Xie wrote a book about the corruption and abuse of power surrounding the building of the Sanmen dam in the 1950s. The message was threatening enough to current Party officials in Shaanxi, none of whom would be implicated in the events discussed in the book, that they trumped up charges of "illegal business activities," He was jailed for close to a month, during which he was humiliated and abused. He has since been released, though his freedom to travel is still restricted.

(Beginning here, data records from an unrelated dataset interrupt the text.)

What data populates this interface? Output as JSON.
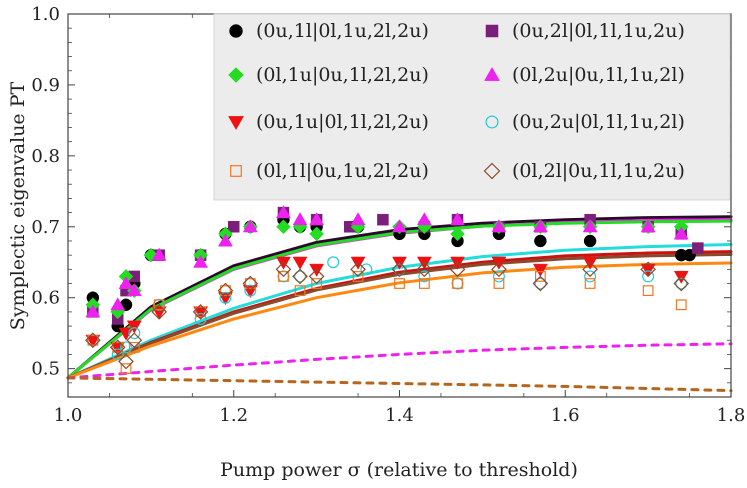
{
  "chart_data": {
    "type": "scatter",
    "xlabel": "Pump power σ (relative to threshold)",
    "ylabel": "Symplectic eigenvalue PT",
    "xlim": [
      1.0,
      1.8
    ],
    "ylim": [
      0.46,
      1.0
    ],
    "xticks": [
      "1.0",
      "1.2",
      "1.4",
      "1.6",
      "1.8"
    ],
    "yticks": [
      "0.5",
      "0.6",
      "0.7",
      "0.8",
      "0.9",
      "1.0"
    ],
    "grid": false,
    "legend_position": "top-right",
    "series": [
      {
        "name": "(0u,1l|0l,1u,2l,2u)",
        "marker": "circle",
        "filled": true,
        "color": "#000000",
        "points": [
          [
            1.03,
            0.6
          ],
          [
            1.06,
            0.56
          ],
          [
            1.07,
            0.59
          ],
          [
            1.08,
            0.62
          ],
          [
            1.1,
            0.66
          ],
          [
            1.16,
            0.66
          ],
          [
            1.19,
            0.69
          ],
          [
            1.22,
            0.7
          ],
          [
            1.26,
            0.71
          ],
          [
            1.28,
            0.7
          ],
          [
            1.3,
            0.7
          ],
          [
            1.35,
            0.7
          ],
          [
            1.4,
            0.69
          ],
          [
            1.43,
            0.69
          ],
          [
            1.47,
            0.68
          ],
          [
            1.52,
            0.69
          ],
          [
            1.57,
            0.68
          ],
          [
            1.63,
            0.68
          ],
          [
            1.74,
            0.66
          ],
          [
            1.75,
            0.66
          ]
        ]
      },
      {
        "name": "(0u,2l|0l,1l,1u,2u)",
        "marker": "square",
        "filled": true,
        "color": "#7B1F7B",
        "points": [
          [
            1.03,
            0.58
          ],
          [
            1.06,
            0.57
          ],
          [
            1.07,
            0.61
          ],
          [
            1.08,
            0.63
          ],
          [
            1.11,
            0.66
          ],
          [
            1.16,
            0.66
          ],
          [
            1.2,
            0.7
          ],
          [
            1.26,
            0.72
          ],
          [
            1.3,
            0.71
          ],
          [
            1.34,
            0.7
          ],
          [
            1.38,
            0.71
          ],
          [
            1.43,
            0.7
          ],
          [
            1.47,
            0.71
          ],
          [
            1.52,
            0.7
          ],
          [
            1.57,
            0.7
          ],
          [
            1.63,
            0.71
          ],
          [
            1.7,
            0.7
          ],
          [
            1.74,
            0.69
          ],
          [
            1.76,
            0.67
          ]
        ]
      },
      {
        "name": "(0l,1u|0u,1l,2l,2u)",
        "marker": "diamond",
        "filled": true,
        "color": "#22DD22",
        "points": [
          [
            1.03,
            0.59
          ],
          [
            1.06,
            0.58
          ],
          [
            1.07,
            0.63
          ],
          [
            1.08,
            0.61
          ],
          [
            1.1,
            0.66
          ],
          [
            1.16,
            0.66
          ],
          [
            1.19,
            0.69
          ],
          [
            1.22,
            0.7
          ],
          [
            1.26,
            0.7
          ],
          [
            1.28,
            0.7
          ],
          [
            1.3,
            0.69
          ],
          [
            1.35,
            0.7
          ],
          [
            1.4,
            0.7
          ],
          [
            1.43,
            0.7
          ],
          [
            1.47,
            0.69
          ],
          [
            1.52,
            0.7
          ],
          [
            1.57,
            0.7
          ],
          [
            1.63,
            0.7
          ],
          [
            1.7,
            0.7
          ],
          [
            1.74,
            0.7
          ]
        ]
      },
      {
        "name": "(0l,2u|0u,1l,1u,2l)",
        "marker": "triangle-up",
        "filled": true,
        "color": "#EE22EE",
        "points": [
          [
            1.03,
            0.58
          ],
          [
            1.06,
            0.59
          ],
          [
            1.07,
            0.62
          ],
          [
            1.08,
            0.61
          ],
          [
            1.11,
            0.66
          ],
          [
            1.16,
            0.65
          ],
          [
            1.19,
            0.68
          ],
          [
            1.22,
            0.7
          ],
          [
            1.26,
            0.72
          ],
          [
            1.28,
            0.71
          ],
          [
            1.3,
            0.71
          ],
          [
            1.35,
            0.71
          ],
          [
            1.4,
            0.7
          ],
          [
            1.43,
            0.71
          ],
          [
            1.47,
            0.71
          ],
          [
            1.52,
            0.7
          ],
          [
            1.57,
            0.7
          ],
          [
            1.63,
            0.7
          ],
          [
            1.7,
            0.7
          ],
          [
            1.74,
            0.69
          ]
        ]
      },
      {
        "name": "(0u,1u|0l,1l,2l,2u)",
        "marker": "triangle-down",
        "filled": true,
        "color": "#EE1111",
        "points": [
          [
            1.03,
            0.54
          ],
          [
            1.06,
            0.53
          ],
          [
            1.07,
            0.55
          ],
          [
            1.08,
            0.56
          ],
          [
            1.11,
            0.58
          ],
          [
            1.16,
            0.58
          ],
          [
            1.19,
            0.6
          ],
          [
            1.22,
            0.61
          ],
          [
            1.26,
            0.65
          ],
          [
            1.28,
            0.65
          ],
          [
            1.3,
            0.64
          ],
          [
            1.35,
            0.65
          ],
          [
            1.4,
            0.65
          ],
          [
            1.43,
            0.65
          ],
          [
            1.47,
            0.65
          ],
          [
            1.52,
            0.65
          ],
          [
            1.57,
            0.64
          ],
          [
            1.63,
            0.65
          ],
          [
            1.7,
            0.64
          ],
          [
            1.74,
            0.63
          ]
        ]
      },
      {
        "name": "(0u,2u|0l,1l,1u,2l)",
        "marker": "circle",
        "filled": false,
        "color": "#22CCDD",
        "points": [
          [
            1.03,
            0.54
          ],
          [
            1.06,
            0.52
          ],
          [
            1.07,
            0.53
          ],
          [
            1.08,
            0.55
          ],
          [
            1.11,
            0.59
          ],
          [
            1.16,
            0.57
          ],
          [
            1.19,
            0.6
          ],
          [
            1.22,
            0.61
          ],
          [
            1.26,
            0.63
          ],
          [
            1.28,
            0.63
          ],
          [
            1.32,
            0.65
          ],
          [
            1.36,
            0.64
          ],
          [
            1.4,
            0.64
          ],
          [
            1.43,
            0.63
          ],
          [
            1.47,
            0.62
          ],
          [
            1.52,
            0.63
          ],
          [
            1.57,
            0.62
          ],
          [
            1.63,
            0.63
          ],
          [
            1.7,
            0.63
          ],
          [
            1.74,
            0.62
          ]
        ]
      },
      {
        "name": "(0l,1l|0u,1u,2l,2u)",
        "marker": "square",
        "filled": false,
        "color": "#EE7722",
        "points": [
          [
            1.03,
            0.54
          ],
          [
            1.06,
            0.53
          ],
          [
            1.07,
            0.5
          ],
          [
            1.08,
            0.53
          ],
          [
            1.11,
            0.59
          ],
          [
            1.16,
            0.58
          ],
          [
            1.19,
            0.61
          ],
          [
            1.22,
            0.62
          ],
          [
            1.26,
            0.63
          ],
          [
            1.28,
            0.61
          ],
          [
            1.3,
            0.62
          ],
          [
            1.35,
            0.63
          ],
          [
            1.4,
            0.62
          ],
          [
            1.43,
            0.62
          ],
          [
            1.47,
            0.62
          ],
          [
            1.52,
            0.62
          ],
          [
            1.57,
            0.63
          ],
          [
            1.63,
            0.62
          ],
          [
            1.7,
            0.61
          ],
          [
            1.74,
            0.59
          ]
        ]
      },
      {
        "name": "(0l,2l|0u,1l,1u,2u)",
        "marker": "diamond",
        "filled": false,
        "color": "#8B4A2B",
        "points": [
          [
            1.03,
            0.54
          ],
          [
            1.06,
            0.53
          ],
          [
            1.07,
            0.51
          ],
          [
            1.08,
            0.54
          ],
          [
            1.11,
            0.58
          ],
          [
            1.16,
            0.58
          ],
          [
            1.19,
            0.61
          ],
          [
            1.22,
            0.62
          ],
          [
            1.26,
            0.64
          ],
          [
            1.28,
            0.63
          ],
          [
            1.3,
            0.63
          ],
          [
            1.35,
            0.64
          ],
          [
            1.4,
            0.64
          ],
          [
            1.43,
            0.64
          ],
          [
            1.47,
            0.64
          ],
          [
            1.52,
            0.64
          ],
          [
            1.57,
            0.62
          ],
          [
            1.63,
            0.64
          ],
          [
            1.7,
            0.64
          ],
          [
            1.74,
            0.62
          ]
        ]
      }
    ],
    "curves": [
      {
        "style": "solid",
        "color": "#2A0A2A",
        "points": [
          [
            1.0,
            0.487
          ],
          [
            1.1,
            0.587
          ],
          [
            1.2,
            0.645
          ],
          [
            1.3,
            0.678
          ],
          [
            1.4,
            0.696
          ],
          [
            1.5,
            0.705
          ],
          [
            1.6,
            0.71
          ],
          [
            1.7,
            0.713
          ],
          [
            1.8,
            0.714
          ]
        ]
      },
      {
        "style": "solid",
        "color": "#EE22EE",
        "points": [
          [
            1.0,
            0.487
          ],
          [
            1.1,
            0.583
          ],
          [
            1.2,
            0.64
          ],
          [
            1.3,
            0.673
          ],
          [
            1.4,
            0.691
          ],
          [
            1.5,
            0.701
          ],
          [
            1.6,
            0.706
          ],
          [
            1.7,
            0.709
          ],
          [
            1.8,
            0.71
          ]
        ]
      },
      {
        "style": "solid",
        "color": "#22DD22",
        "points": [
          [
            1.0,
            0.487
          ],
          [
            1.1,
            0.584
          ],
          [
            1.2,
            0.641
          ],
          [
            1.3,
            0.674
          ],
          [
            1.4,
            0.692
          ],
          [
            1.5,
            0.701
          ],
          [
            1.6,
            0.705
          ],
          [
            1.7,
            0.707
          ],
          [
            1.8,
            0.708
          ]
        ]
      },
      {
        "style": "solid",
        "color": "#22DDDD",
        "points": [
          [
            1.0,
            0.487
          ],
          [
            1.1,
            0.54
          ],
          [
            1.2,
            0.585
          ],
          [
            1.3,
            0.62
          ],
          [
            1.4,
            0.643
          ],
          [
            1.5,
            0.658
          ],
          [
            1.6,
            0.667
          ],
          [
            1.7,
            0.672
          ],
          [
            1.8,
            0.675
          ]
        ]
      },
      {
        "style": "solid",
        "color": "#CC1111",
        "points": [
          [
            1.0,
            0.487
          ],
          [
            1.1,
            0.537
          ],
          [
            1.2,
            0.58
          ],
          [
            1.3,
            0.613
          ],
          [
            1.4,
            0.636
          ],
          [
            1.5,
            0.65
          ],
          [
            1.6,
            0.659
          ],
          [
            1.7,
            0.663
          ],
          [
            1.8,
            0.665
          ]
        ]
      },
      {
        "style": "solid",
        "color": "#8B4A2B",
        "points": [
          [
            1.0,
            0.487
          ],
          [
            1.1,
            0.536
          ],
          [
            1.2,
            0.578
          ],
          [
            1.3,
            0.611
          ],
          [
            1.4,
            0.633
          ],
          [
            1.5,
            0.647
          ],
          [
            1.6,
            0.655
          ],
          [
            1.7,
            0.659
          ],
          [
            1.8,
            0.661
          ]
        ]
      },
      {
        "style": "solid",
        "color": "#FF8811",
        "points": [
          [
            1.0,
            0.487
          ],
          [
            1.1,
            0.532
          ],
          [
            1.2,
            0.57
          ],
          [
            1.3,
            0.6
          ],
          [
            1.4,
            0.621
          ],
          [
            1.5,
            0.635
          ],
          [
            1.6,
            0.643
          ],
          [
            1.7,
            0.647
          ],
          [
            1.8,
            0.649
          ]
        ]
      },
      {
        "style": "dashed",
        "color": "#EE22EE",
        "points": [
          [
            1.0,
            0.487
          ],
          [
            1.1,
            0.496
          ],
          [
            1.2,
            0.505
          ],
          [
            1.3,
            0.513
          ],
          [
            1.4,
            0.52
          ],
          [
            1.5,
            0.526
          ],
          [
            1.6,
            0.53
          ],
          [
            1.7,
            0.533
          ],
          [
            1.8,
            0.535
          ]
        ]
      },
      {
        "style": "dashed",
        "color": "#B5651D",
        "points": [
          [
            1.0,
            0.487
          ],
          [
            1.1,
            0.485
          ],
          [
            1.2,
            0.483
          ],
          [
            1.3,
            0.481
          ],
          [
            1.4,
            0.479
          ],
          [
            1.5,
            0.477
          ],
          [
            1.6,
            0.475
          ],
          [
            1.7,
            0.472
          ],
          [
            1.8,
            0.469
          ]
        ]
      }
    ]
  }
}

In essence, Xie's book is an example of honest remonstrance. Terrible injustice had been done decades ago to powerless and poor people in Shaanxi. In Confucian terms, those Shaanxi people had been exploited and put in a position where they could not adequately care for their families or enact their duties to their parents and children and relatives and friends. But even at the remove of fifty years, Shaanxi party officials saw Xie and his writing as a threat to their political hegemony: if they let this case stand, others might feel emboldened to remonstrate and the process might eventually turn on the party, laying bear the corruption that currently exists in Shaanxi and elsewhere in the land. In defense of the single-party state, they arrested and abused Xie, since all intellectual and social activity is subject to rationalization by the party-state.
There is a double violation of Confucian principles here. The party-state is continuing to violate the obligations of the original victims of corruption in Shaanxi, denying the truth of their suffering and defending the corruption of the officials of the 1950s. And the party-state is violating Xia Chaoping's ability to carry out his obligation to honestly remonstrate to the government.
At one level there is nothing extraordinary about the case of Xie Chaoping. This sort of thing happens every day in China. But that is precisely the point. Restriction and repression of Confucian principles is deeply ingrained in the nature of the PRC state. If that state were really to take Confucianism to heart as its guiding ideology, we might expect President Hu Jintao or Premier Wen Jiabao to stand up and defend Xie's duty to remonstrate. No one, of course, expects that. Both Hu and Wen must, by the logic of the party-state that they lead, accept and defend such daily abuses. Maintaining the power of the party will, every time, trump Confucian considerations.
And that is why it is impossible for Confucianism to serve as a guiding ideology of the PRC state. Any such invocation, under current conditions, will be limited by and subordinated to the purposes of defending single-party CCP rule. And that inevitably leads to un-Confucian abuses of power and inhumane outcomes.